Die meisten Deutschen in Sackelhausen wie im Banat durchlebten die Zeit des Stalinismus, in welcher der Geist des Revanchismus überdominant war und vor nichts zurückschreckte, als Opfer von Repressalien und Gewalt, vielfach ungerecht stigmatisiert und diskriminiert. Praktisch jede Familie war betroffen. Nach all den unbegründeten Heimsuchungen und den fehlenden Perspektiven im Land überrascht es nicht, wenn viele bisher loyale Staatsbürger, die nach dem Ersten Weltkrieg zum Teil sogar für einen Anschluss des Banats an Rumänien optiert hatten, sich vom rumänischen Staat und der sozialistischen Gesellschaft abwandten und ihr Heil im freien und rechtstaatlichen Teil Europas, im eigentlichen Vaterland, in der Bundesrepublik suchten.

Als ich im Jahr 1959 faktisch immer noch „in Verschleppung geboren“ wurde, war die schikanöse Zeit des Stalinismus, in welcher die Menschen schlechter behandelt wurden als das Vieh, in seiner übelsten Ausprägung weitgehend vorbei.

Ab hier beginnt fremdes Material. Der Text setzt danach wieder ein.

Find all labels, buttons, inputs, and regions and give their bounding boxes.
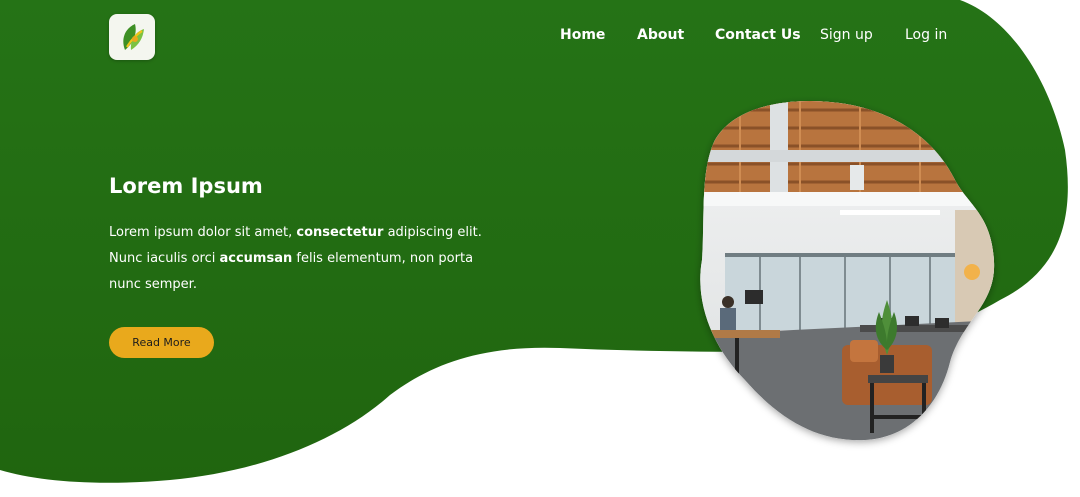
nav-login-link[interactable]: Log in — [905, 27, 947, 43]
top-navigation: Home About Contact Us Sign up Log in — [0, 27, 1080, 47]
hero-description: Lorem ipsum dolor sit amet, consectetur … — [109, 220, 504, 298]
nav-about-link[interactable]: About — [637, 27, 684, 43]
read-more-button[interactable]: Read More — [109, 327, 214, 358]
nav-signup-link[interactable]: Sign up — [820, 27, 873, 43]
nav-contact-link[interactable]: Contact Us — [715, 27, 801, 43]
nav-home-link[interactable]: Home — [560, 27, 605, 43]
hero-text-bold1: consectetur — [296, 225, 384, 240]
hero-text-bold2: accumsan — [219, 251, 293, 266]
hero-text-part1: Lorem ipsum dolor sit amet, — [109, 225, 297, 240]
hero-title: Lorem Ipsum — [109, 174, 263, 198]
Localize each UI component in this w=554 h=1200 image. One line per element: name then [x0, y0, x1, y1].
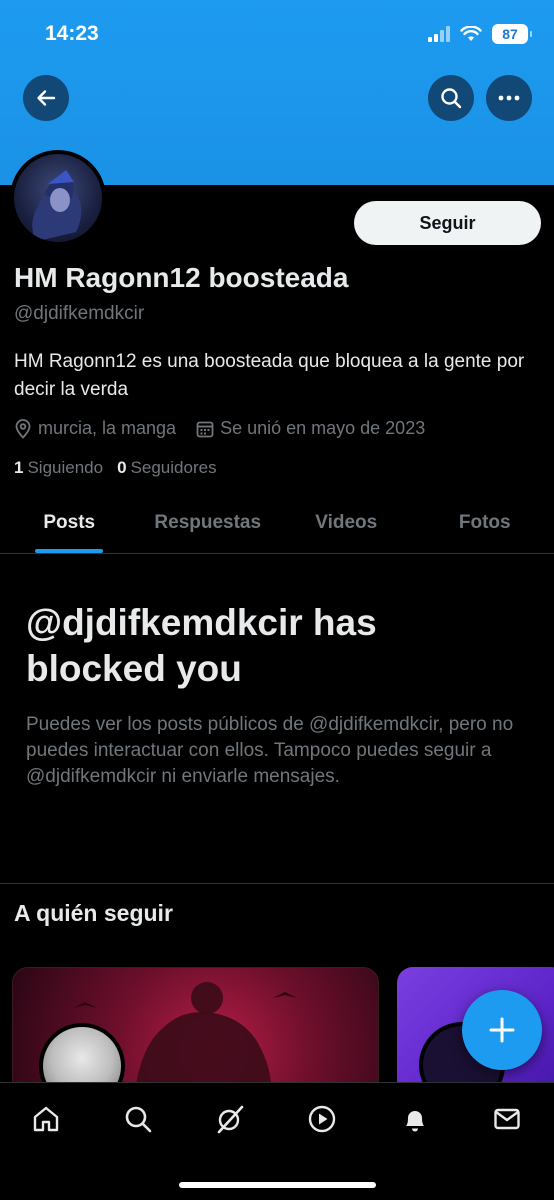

Willkür und Terror aber waren geblieben, gelindert nur durch kurzes Tauwetter nach 1968 bis 1971. Trotzdem fühlte ich mich beim Hineinwachsen in die andere Gesellschaftsordnung erneut in eine attische Tragödie versetzt: Determiniert und verstrickt in ein Schicksal, das von höherer, undurchschaubarer Warte vorgegeben war und mit dessen Sinnstruktur ich mich nicht anfreunden konnte. Eine höhere Instanz hatte mich in eine bestimmte Situation gebracht, die mich, festgelegt durch die Macht der Vorgeschichte, den Verhältnissen auslieferte – allerdings ausgestattet mit dem freien Willen, und einigen Begabungen, dies zu ändern.